Researchers without machine-learning infrastructure expertise must be able to submit sequences and retrieve predictions through a web interface or a REST API.
Four-layer architecture¶
PROTEA is structured in four horizontal layers with strict downward dependency:
┌─────────────────────────────────────────────────────────────────────────┐
│ PRESENTATION LAYER │
│ Next.js SPA (port 3000) · REST clients · LAFA containers │
│ (lafa_knn_v1, lafa_knn_8plm, lafa_v18 — each wraps protea-predict) │
└──────────────────────────────────────┬──────────────────────────────────┘
│ HTTP (port 8000)
┌──────────────────────────────────────▼──────────────────────────────────┐
│ API LAYER │
│ FastAPI /v1/jobs /v1/datasets /v1/reranker-models │
│ /v1/scoring /v1/auth /v1/stack + 11 more routers │
│ Auth gate: email+password cookie · ApiKey header · Bearer JWT (ADR D37) │
│ Roles: guest < researcher < operator < admin (require_role dependency) │
│ Rate limiting: slowapi per-principal (FARM-AUTH.7) │
└──────────────────────────────────────┬──────────────────────────────────┘
│ publishes job UUID to queue
┌──────────────────────────────────────▼──────────────────────────────────┐
│ WORKER LAYER │
│ RabbitMQ queues Worker processes (one+ per queue) │
│ ┌──────────────────────────┐ BaseWorker (QueueConsumer) or │
│ │ protea.ping │ OperationConsumer │
│ │ protea.jobs │ │
│ │ protea.training │ coord predict_go_terms_batch delegates to │
│ │ protea.embeddings │ coord protea_method.pipeline.predict() │
│ │ protea.embeddings.batch │ eph. (pure inference library, F2C.5b) │
│ │ protea.embeddings.write │ eph. │
│ │ protea.predictions │ coord OperationRegistry (live list in │
│ │ protea.predictions.batch │ eph. protea.core.operation_catalog) │
│ │ protea.predictions.write │ eph. │
│ │ protea.evaluations │ │
│ └──────────────────────────┘ │
└──────────────────────────────────────┬──────────────────────────────────┘
│ SQLAlchemy 2.x ORM
┌──────────────────────────────────────▼──────────────────────────────────┐
│ DATA LAYER │
│ PostgreSQL 16 + pgvector (embeddings storage only; KNN on CPU) │
│ ArtifactStore: local FS (file://) or MinIO (s3://) for blobs │
│ (train.parquet, eval.parquet, manifest.json, booster model.txt) │
└─────────────────────────────────────────────────────────────────────────┘
Runtime stack¶
PROTEA runs as a set of cooperative processes managed by scripts/manage.sh:
┌──────────────────────────────────────────────────────────────────────┐
│ PROTEA Stack │
│ │
│ Next.js (port 3000) ──HTTP──▶ FastAPI (port 8000) │
│ │ │
│ publishes UUID / payload │
│ │ │
│ ▼ │
│ RabbitMQ │
│ ┌─────────────────────────┐ │
│ │ protea.ping │ │
│ │ protea.jobs │ │
│ │ protea.training │ coordinator │
│ │ protea.embeddings │ coordinator │
│ │ protea.embeddings.batch│ ephemeral │
│ │ protea.embeddings.write│ ephemeral │
│ │ protea.predictions │ coordinator │
│ │ protea.predictions.batch│ ephemeral │
│ │ protea.predictions.write│ ephemeral │
│ │ protea.evaluations │ │
│ └───────────┬─────────────┘ │
│ │ │
│ Worker processes │
│ (one or more per queue) │
│ predict_go_terms_batch delegates │
│ KNN + feature compute to │
│ protea_method.pipeline.predict() (F2C.5b) │
│ │ │
│ ▼ │
│ PostgreSQL + pgvector │
└──────────────────────────────────────────────────────────────────────┘
Services and data stores¶
FastAPI (port 8000)
RESTful HTTP API. Handles job creation, status queries, event retrieval, and cancellation.

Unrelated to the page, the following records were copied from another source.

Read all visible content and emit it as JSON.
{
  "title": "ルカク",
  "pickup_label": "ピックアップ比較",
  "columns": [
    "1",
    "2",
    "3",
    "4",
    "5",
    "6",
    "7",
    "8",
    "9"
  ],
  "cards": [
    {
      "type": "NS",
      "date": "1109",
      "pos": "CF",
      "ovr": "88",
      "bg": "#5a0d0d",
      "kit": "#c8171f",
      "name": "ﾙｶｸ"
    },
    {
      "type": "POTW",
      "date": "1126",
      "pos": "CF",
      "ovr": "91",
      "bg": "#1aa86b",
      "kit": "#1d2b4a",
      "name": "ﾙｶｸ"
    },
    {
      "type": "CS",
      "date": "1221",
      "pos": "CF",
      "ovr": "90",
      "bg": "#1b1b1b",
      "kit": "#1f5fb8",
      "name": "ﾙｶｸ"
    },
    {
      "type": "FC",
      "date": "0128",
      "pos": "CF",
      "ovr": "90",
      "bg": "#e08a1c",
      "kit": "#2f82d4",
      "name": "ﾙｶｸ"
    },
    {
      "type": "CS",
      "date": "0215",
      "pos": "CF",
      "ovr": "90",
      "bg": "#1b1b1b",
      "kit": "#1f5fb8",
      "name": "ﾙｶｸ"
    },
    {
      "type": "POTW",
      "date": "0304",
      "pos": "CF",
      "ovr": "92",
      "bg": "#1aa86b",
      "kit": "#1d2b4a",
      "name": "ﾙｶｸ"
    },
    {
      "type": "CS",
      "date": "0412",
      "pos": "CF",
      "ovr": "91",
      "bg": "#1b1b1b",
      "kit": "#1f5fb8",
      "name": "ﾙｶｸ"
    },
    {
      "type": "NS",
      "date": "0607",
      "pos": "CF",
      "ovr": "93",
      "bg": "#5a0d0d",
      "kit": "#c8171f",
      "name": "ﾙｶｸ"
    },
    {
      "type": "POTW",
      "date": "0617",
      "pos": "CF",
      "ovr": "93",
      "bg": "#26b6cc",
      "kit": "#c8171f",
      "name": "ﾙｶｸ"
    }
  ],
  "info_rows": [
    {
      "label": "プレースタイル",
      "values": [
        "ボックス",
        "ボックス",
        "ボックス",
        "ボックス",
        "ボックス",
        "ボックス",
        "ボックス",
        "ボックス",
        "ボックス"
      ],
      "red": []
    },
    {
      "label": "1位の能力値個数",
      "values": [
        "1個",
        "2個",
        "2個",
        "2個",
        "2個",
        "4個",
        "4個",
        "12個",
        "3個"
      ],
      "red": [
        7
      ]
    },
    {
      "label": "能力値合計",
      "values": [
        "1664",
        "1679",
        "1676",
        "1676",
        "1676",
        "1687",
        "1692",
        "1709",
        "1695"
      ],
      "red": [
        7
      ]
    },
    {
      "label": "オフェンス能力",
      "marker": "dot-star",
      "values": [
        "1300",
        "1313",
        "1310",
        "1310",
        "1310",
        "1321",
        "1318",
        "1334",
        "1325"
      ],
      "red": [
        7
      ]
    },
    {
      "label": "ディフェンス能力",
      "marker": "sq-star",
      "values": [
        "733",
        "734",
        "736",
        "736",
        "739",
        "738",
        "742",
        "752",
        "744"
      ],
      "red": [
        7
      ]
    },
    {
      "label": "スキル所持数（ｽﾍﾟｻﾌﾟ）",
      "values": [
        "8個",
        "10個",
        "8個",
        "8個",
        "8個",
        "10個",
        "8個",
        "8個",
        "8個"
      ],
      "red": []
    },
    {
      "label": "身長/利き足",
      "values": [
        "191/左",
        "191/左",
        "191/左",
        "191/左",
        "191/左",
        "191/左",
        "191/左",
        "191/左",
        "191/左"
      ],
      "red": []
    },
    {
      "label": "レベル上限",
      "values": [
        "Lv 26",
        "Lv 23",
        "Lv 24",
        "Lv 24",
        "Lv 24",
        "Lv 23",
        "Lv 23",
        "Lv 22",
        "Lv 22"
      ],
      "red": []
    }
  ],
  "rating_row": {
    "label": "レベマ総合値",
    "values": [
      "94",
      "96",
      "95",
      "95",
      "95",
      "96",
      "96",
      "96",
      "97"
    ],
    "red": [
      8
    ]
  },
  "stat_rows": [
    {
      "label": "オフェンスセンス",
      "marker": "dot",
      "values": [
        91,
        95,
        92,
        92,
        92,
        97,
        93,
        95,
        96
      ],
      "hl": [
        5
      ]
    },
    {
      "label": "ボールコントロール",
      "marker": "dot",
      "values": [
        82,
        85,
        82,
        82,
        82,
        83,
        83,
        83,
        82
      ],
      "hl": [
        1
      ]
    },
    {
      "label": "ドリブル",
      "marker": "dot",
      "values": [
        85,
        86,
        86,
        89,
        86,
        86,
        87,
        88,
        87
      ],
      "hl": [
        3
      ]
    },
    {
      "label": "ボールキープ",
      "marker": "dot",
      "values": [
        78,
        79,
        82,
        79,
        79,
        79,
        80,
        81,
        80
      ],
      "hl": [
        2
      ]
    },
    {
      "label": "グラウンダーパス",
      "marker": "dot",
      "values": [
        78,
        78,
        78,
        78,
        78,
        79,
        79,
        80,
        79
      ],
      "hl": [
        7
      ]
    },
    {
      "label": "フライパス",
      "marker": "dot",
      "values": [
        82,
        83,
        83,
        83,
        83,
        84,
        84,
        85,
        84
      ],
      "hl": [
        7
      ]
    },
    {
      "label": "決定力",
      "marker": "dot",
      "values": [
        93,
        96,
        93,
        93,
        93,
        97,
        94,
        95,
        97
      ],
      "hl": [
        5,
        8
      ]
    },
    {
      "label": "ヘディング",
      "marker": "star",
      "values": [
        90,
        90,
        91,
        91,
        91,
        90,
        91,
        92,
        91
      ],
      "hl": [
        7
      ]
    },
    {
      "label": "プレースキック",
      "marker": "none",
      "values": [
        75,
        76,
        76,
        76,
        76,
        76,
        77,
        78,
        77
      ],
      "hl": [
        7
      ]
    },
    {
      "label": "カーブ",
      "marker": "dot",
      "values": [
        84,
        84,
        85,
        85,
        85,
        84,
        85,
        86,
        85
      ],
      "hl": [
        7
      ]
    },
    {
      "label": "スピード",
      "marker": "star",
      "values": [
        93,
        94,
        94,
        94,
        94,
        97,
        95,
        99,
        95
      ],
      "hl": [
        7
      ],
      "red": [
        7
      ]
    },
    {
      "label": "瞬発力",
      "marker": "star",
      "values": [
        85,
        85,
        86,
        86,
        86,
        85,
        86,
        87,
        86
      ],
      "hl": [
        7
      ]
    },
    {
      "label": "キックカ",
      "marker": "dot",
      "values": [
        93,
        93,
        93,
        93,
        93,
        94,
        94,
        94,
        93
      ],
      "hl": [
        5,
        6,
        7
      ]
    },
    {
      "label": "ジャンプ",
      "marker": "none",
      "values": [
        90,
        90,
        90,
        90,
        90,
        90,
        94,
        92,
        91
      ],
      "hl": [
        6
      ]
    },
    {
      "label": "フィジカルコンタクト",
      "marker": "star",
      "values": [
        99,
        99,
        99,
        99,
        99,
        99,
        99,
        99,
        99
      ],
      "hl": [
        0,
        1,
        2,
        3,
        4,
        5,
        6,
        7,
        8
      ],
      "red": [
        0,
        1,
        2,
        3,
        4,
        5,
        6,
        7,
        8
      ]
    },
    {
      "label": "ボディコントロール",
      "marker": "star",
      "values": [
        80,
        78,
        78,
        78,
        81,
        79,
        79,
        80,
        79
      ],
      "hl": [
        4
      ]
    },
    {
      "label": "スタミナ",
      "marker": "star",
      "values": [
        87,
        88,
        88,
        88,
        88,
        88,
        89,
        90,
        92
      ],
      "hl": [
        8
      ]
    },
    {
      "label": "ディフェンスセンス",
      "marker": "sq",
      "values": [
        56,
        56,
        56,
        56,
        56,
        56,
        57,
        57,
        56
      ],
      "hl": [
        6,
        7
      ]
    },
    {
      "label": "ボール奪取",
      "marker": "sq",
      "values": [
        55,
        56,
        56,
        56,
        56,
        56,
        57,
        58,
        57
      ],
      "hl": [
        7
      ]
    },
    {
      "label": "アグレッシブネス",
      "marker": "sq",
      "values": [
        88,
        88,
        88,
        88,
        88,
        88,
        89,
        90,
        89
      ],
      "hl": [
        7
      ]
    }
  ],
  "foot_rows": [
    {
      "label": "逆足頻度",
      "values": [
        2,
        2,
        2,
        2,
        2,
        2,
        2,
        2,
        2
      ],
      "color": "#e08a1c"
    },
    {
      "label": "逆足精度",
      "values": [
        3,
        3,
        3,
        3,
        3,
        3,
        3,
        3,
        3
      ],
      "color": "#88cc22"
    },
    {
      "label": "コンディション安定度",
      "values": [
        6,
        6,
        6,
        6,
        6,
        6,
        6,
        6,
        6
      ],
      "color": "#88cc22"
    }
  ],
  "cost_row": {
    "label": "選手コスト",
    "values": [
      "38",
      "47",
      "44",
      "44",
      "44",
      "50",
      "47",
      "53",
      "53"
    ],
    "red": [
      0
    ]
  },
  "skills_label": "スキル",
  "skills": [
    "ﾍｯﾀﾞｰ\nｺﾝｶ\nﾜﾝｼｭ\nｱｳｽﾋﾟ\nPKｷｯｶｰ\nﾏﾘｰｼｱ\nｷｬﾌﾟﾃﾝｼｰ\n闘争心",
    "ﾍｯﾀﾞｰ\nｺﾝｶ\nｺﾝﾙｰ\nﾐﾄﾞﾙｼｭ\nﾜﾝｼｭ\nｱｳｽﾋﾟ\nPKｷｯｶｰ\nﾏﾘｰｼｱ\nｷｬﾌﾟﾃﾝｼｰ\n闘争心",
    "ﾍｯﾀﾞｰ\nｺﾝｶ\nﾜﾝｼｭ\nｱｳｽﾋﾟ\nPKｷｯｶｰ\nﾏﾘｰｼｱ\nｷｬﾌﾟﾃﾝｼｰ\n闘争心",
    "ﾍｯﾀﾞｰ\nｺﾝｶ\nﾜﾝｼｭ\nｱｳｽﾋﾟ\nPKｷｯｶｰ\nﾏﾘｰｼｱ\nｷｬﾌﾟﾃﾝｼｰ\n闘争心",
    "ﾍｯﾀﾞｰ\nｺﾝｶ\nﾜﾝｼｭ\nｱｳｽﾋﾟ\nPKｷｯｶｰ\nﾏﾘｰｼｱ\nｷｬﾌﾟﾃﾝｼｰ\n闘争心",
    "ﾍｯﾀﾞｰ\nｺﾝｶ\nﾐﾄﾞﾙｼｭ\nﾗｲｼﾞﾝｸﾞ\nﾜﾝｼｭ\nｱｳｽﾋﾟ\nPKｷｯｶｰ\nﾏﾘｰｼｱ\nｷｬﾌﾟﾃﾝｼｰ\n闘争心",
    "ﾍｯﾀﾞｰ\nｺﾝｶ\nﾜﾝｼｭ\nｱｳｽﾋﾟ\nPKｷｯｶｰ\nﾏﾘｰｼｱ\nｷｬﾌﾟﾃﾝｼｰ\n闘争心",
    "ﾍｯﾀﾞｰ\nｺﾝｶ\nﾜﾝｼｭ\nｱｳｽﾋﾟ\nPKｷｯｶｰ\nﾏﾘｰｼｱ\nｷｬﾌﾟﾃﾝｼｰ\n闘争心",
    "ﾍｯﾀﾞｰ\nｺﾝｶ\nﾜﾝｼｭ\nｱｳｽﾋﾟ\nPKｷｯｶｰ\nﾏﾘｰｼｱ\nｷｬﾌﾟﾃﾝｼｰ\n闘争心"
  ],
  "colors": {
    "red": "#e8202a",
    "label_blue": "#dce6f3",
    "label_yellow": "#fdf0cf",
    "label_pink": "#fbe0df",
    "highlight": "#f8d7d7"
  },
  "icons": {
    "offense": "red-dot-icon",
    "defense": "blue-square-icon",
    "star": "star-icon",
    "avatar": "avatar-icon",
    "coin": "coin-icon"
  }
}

On
POST /jobs, it creates aJobrow in QUEUED status, commits, then publishes the job UUID to RabbitMQ. The session factory and AMQP URL are injected viaapp.stateat startup, keeping the router free of global state.
RabbitMQ (port 5672 / 15672)
Message broker. Standard queues carry the job UUID; all state lives in PostgreSQL. Ephemeral batch queues carry the full operation payload (no DB row per message). Durable queues ensure messages survive broker restarts.
Queue routing¶ Queue
Consumer type
Operations
protea.pingQueueConsumer
ping
protea.jobsQueueConsumer
insert_proteins,fetch_uniprot_metadata,load_ontology_snapshot,load_goa_annotations,load_quickgo_annotations,generate_evaluation_set
protea.trainingQueueConsumer
export_research_dataset: serialised, GPU/RAM-intensive KNN + feature generation + artifact-store upload. LightGBM training itself has been moved toprotea-reranker-laband no longer runs inside PROTEA.
protea.embeddingsQueueConsumer
compute_embeddingscoordinator (serialised: one at a time, 60 s retry delay if GPU busy)
protea.embeddings.batchOperationConsumer
compute_embeddings_batch: GPU inference per batch (ephemeral, no DB Job row)
protea.embeddings.writeOperationConsumer
store_embeddings: bulk pgvector insert (ephemeral, no DB Job row)
protea.predictionsQueueConsumer
predict_go_termscoordinator (serialised; fans out KNN batches)
protea.predictions.batchOperationConsumer
predict_go_terms_batch: KNN search + GO transfer (ephemeral, no DB Job row)
protea.predictions.writeOperationConsumer
store_predictions: bulk GOPrediction insert (ephemeral, no DB Job row)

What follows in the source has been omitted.